Wednesday, April 26, 2006

Why Google Rocks?

By Ernie A. Cevallos

Management à la Google

Worldwide best seller business writer of “Competing for the Future” and strategy and management professor extraordinaire, Gary Hamel, just offered his observations about the greatness of Google in a WSJ opinion article. Will it fizzle before it realizes all its growth potential? Has it realized the promise of its business model as its stock soared to over $425/share and its market cap reached $126B, and settle into maturity much like Dell, Microsoft, and many others?


Well, hardly because the innovativeness of this unique company is for real, given an ingrained culture of constant dissatisfaction with the status-quo since its inception in 1998. One of the components of their corporate philosophy “Great Just isn’t Good Enough” is ultimately a driving force behind the world’s best search engine. With that in mind, in our better, cheaper and faster world, it requires great vision and rapid adaptation to change in order to score consistently on the growth metric, which is one of the most important measurements of a management team effectiveness. Mr. Hamel points out clearly that “What the laggards have failed to grasp is that what matters most today is not a company’s competitive advantage at a point in time, but its evolutionary advantage over time. Google gets this”.
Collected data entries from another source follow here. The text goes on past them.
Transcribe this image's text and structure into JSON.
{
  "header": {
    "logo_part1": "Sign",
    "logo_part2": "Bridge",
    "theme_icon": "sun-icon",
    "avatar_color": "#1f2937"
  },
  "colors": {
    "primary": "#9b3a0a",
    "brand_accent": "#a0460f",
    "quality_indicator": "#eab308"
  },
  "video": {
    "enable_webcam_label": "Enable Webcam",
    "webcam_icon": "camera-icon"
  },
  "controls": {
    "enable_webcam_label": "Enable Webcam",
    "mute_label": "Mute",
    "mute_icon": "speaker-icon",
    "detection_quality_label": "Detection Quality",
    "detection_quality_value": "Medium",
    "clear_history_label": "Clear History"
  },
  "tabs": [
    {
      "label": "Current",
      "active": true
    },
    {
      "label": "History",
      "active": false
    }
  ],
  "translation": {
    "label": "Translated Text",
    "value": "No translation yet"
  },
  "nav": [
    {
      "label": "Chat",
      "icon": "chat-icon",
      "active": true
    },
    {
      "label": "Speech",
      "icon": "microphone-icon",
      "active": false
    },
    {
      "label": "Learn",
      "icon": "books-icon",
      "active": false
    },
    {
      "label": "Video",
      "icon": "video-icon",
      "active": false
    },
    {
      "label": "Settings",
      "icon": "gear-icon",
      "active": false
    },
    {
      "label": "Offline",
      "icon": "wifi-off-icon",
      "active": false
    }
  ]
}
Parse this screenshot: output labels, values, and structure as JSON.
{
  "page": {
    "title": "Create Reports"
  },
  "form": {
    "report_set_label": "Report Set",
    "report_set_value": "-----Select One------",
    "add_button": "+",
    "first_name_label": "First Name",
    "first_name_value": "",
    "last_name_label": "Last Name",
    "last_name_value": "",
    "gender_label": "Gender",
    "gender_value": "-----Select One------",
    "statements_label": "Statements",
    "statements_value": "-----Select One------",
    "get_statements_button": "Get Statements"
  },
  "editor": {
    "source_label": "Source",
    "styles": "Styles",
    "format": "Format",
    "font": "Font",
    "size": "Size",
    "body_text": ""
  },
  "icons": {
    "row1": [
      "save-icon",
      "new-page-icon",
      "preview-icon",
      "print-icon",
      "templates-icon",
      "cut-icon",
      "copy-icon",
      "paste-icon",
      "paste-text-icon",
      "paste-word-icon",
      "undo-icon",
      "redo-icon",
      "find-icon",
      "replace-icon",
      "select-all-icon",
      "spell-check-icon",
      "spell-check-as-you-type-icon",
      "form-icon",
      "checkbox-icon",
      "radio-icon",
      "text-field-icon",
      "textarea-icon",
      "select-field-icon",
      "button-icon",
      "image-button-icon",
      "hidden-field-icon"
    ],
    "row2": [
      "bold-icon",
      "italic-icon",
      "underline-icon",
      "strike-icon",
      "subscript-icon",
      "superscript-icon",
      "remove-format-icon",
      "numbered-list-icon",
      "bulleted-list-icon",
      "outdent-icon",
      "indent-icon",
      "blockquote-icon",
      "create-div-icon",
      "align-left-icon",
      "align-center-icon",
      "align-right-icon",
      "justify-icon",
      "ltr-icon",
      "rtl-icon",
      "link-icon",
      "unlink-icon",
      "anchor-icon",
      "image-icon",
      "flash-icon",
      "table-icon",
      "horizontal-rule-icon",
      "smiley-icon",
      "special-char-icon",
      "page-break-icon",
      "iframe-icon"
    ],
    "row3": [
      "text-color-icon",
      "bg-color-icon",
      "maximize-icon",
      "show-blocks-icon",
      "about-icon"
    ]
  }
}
Google’s innovative management approach represents a unique advantage that in today’s fast pace helps to guard against the threats or risk factors, which undermine the evolutionary potential of a company:

  • Evolutionary risk factor #1: A narrow or orthodox business definition that limits the scope of innovation. Google's response: An expansive sense of purpose
  • Evolutionary risk factor #2: A hierarchical organization that over-weights the views of those who have a stake in perpetuating the status quo. Google's response: An organization that is flat, transparent, and non-hierarchical
  • Evolutionary risk factor #3: A tendency to overinvest in "what is" at the expense of "what could be." Google's response: A company-wide rule that allows developers to devote 20% of their time to any project they choose
  • Evolutionary risk factor #4: Creeping mediocrity. Google's response: Keep the bozos out and reward people who make a difference
Will Google grow unweedable corporate weed, and commit the mistakes that uninspired laggards have made. The market is not betting that to be the case anytime soon. Mr. Hamel commented “…But that's not the way I'd bet. Google seems to have grasped the new century's most important business lesson: The capacity to evolve is the most important advantage of all.”